More and more people are longing for simple explanations and solutions. An unmistakable sign that our living conditions are becoming increasingly complex. For this reason, we will publish 12 blog posts this year that deal with this timely issue.
It is important for us to consider very different perspectives in order to offer you the most stimulating possible offer. For this we have been able to win four well-known guest authors who, with no editorial filters, write about their personal thoughts on this very interesting topic. Look forward to philosophical insights from Dr. Ina Schmidt, humorous thoughts of our therapeutic clown Michael Trybek, astute thoughts by our language and legal expert Carlos A. Gebauer and constructive considerations of our health expert Christoph von Oldershausen.

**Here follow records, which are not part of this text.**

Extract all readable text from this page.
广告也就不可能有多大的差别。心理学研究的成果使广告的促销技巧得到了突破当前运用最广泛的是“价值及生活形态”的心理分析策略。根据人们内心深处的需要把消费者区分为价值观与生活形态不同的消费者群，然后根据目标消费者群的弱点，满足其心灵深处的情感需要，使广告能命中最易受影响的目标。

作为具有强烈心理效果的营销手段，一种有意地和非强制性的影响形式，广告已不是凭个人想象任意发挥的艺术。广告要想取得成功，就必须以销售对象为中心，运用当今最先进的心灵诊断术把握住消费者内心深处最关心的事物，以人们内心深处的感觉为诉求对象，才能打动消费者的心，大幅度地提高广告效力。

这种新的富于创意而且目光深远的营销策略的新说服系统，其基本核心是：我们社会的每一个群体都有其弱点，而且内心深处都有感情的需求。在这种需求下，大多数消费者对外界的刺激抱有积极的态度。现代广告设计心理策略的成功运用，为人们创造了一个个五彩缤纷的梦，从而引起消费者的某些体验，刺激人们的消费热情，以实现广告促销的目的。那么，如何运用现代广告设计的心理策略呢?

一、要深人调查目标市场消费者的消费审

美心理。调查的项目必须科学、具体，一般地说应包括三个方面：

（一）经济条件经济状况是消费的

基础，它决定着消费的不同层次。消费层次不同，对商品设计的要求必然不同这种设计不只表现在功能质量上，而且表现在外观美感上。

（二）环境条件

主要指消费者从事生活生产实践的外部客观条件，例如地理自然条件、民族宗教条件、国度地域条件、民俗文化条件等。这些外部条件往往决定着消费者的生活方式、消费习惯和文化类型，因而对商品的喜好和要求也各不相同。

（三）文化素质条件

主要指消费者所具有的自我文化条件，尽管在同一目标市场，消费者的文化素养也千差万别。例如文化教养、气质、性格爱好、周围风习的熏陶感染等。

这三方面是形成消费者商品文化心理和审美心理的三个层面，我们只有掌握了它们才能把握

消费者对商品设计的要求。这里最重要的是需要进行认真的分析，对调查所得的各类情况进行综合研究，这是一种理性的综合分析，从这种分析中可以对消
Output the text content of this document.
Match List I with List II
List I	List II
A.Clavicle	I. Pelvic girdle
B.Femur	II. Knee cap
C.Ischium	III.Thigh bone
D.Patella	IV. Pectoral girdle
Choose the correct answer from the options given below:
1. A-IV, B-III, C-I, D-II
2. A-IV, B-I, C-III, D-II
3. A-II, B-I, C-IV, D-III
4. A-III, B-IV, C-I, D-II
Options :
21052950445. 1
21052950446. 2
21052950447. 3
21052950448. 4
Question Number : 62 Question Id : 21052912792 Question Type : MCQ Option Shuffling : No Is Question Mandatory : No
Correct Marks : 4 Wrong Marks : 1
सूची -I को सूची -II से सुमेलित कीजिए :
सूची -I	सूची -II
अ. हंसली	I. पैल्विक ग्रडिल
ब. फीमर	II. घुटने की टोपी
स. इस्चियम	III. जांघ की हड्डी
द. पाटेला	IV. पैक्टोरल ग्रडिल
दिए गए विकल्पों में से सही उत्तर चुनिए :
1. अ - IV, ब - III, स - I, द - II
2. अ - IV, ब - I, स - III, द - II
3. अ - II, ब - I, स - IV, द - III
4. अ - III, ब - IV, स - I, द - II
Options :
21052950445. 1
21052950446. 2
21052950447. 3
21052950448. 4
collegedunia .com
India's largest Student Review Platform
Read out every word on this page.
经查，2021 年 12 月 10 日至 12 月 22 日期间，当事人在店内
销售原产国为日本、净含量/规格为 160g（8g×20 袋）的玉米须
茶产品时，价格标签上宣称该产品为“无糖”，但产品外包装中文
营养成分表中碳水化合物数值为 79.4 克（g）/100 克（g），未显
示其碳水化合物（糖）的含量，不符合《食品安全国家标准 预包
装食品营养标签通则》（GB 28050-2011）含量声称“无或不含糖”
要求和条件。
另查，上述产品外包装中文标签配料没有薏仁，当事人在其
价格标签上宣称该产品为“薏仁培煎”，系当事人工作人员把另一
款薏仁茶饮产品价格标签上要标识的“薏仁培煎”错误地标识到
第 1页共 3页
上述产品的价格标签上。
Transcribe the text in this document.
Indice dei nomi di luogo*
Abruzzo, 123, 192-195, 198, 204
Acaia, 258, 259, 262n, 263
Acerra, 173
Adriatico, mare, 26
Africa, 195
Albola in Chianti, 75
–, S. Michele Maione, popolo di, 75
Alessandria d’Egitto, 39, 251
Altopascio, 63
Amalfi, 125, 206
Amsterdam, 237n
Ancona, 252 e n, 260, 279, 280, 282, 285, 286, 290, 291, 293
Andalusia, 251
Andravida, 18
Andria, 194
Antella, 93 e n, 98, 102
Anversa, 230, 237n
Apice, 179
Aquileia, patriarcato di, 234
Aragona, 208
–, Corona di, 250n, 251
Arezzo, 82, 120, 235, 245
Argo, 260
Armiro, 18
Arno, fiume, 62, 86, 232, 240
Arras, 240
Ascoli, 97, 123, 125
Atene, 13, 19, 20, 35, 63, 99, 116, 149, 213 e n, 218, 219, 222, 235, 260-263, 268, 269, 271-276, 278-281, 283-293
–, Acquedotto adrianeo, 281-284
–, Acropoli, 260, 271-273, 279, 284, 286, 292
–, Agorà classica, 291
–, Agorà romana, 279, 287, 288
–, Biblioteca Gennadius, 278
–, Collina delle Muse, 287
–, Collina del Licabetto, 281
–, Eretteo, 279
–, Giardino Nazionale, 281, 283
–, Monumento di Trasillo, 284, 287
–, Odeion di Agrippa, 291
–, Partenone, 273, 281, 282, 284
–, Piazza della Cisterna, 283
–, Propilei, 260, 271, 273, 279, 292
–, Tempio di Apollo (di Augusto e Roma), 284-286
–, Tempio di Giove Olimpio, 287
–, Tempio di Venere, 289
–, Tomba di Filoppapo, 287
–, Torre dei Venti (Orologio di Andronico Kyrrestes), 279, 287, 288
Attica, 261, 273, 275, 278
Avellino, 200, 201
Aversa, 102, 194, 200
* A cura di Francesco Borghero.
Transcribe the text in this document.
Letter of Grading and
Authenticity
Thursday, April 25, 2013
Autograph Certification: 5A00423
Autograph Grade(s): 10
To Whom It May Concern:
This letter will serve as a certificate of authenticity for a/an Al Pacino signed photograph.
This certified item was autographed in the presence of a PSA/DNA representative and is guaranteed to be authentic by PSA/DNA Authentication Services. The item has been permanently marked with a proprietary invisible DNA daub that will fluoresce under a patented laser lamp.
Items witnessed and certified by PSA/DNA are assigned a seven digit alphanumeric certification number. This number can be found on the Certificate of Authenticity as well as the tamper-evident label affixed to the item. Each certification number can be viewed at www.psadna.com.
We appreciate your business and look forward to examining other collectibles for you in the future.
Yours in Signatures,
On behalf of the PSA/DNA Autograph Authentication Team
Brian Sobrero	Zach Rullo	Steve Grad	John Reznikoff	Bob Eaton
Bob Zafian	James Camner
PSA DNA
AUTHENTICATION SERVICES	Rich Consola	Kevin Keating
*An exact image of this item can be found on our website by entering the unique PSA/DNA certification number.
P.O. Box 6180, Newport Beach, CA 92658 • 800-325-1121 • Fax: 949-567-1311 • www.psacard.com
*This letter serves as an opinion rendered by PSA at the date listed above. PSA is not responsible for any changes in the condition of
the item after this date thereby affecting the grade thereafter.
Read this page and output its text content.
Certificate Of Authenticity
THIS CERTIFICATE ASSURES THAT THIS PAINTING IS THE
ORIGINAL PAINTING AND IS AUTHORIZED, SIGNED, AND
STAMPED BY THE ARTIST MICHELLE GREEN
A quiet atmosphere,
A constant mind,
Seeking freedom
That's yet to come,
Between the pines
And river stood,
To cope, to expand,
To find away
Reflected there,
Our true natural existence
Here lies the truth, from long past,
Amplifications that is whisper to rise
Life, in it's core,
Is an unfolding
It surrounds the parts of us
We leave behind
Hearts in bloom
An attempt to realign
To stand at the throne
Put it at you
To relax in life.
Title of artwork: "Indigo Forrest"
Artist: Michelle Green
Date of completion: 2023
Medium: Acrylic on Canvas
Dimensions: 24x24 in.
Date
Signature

We wish you a stimulating read.
Your Liechtenstein Academy team
Not long ago, I had an appointment with an employee of an Austrian bank. After a short tour of the newly constructed modern office building, I asked him whether he felt comfortable here. He answered yes but in the same breath told me that he regretted that the windows could no longer be opened. This had been done deliberately as the opening of an arbitrary window would allegedly affect the indoor climate throughout the building. I probably looked dumbfounded because, with a mischievous smile, he opened his office drawer. He drew out the kind of wrench that can be picked up in any hardware store. He walked determinedly over to the room’s large window, turned around and opened it.
He looked at me proudly, as though he had just performed a great feat. In a sense, he had!
For he had not resigned himself to the arbitrary rules of office life with a shrug of his shoulders, but instead had ignored them with this little «act of rebelling». And thus he had «reconquered» a piece of autonomy. This observation was of interest to me because something so self-evident (like opening the office window) became something special – almost a «subversive» action.
I involuntarily thought of a scene from the film «Modern Times» by and starring Charlie Chaplin:
he works on an assembly line and – due to adverse circumstances – is dragged into the machine. There he turns back and forth in the midst of large cogs, until he is completely absorbed by the machinery. In this scene Chaplin humorously parodies a possible development of modernity, namely one where man is captured by technology.
In the same building as the bank – on the ground floor, in the customer area – I then witnessed the following situation: an elderly lady around 70 trying unsuccessfully to complete a bank transfer using one of the purpose-built service machines.
I saw her glancing helplessly through the large hall, so I offered my support and together we managed to solve the issue. The lady then confessed to me that she had to suffer these difficulties with her transaction every month and that she was too embarrassed to constantly ask someone for help. However, she said she would not give up and always tried to do it herself «because someday I will be able to do it alone», she whispered with a confident smile.
As I left the building, I tried to order my impressions. These were: an employee of a bank, who secretly opens his office window, to let the refreshing purity of the air into the sterile world of his office; an elderly lady who fails every month to use an automated bank transfer machine but who does not give up; and finally Charlie Chaplin, who tried – through his films – to give people optimism and confidence by touching them and making them laugh.
Then my glance fell on the Danube flowing by… for an illuminating moment I had the conviction that everything was somehow connected. But even with my best efforts, I could not grasp how or why. It was clearly too complex.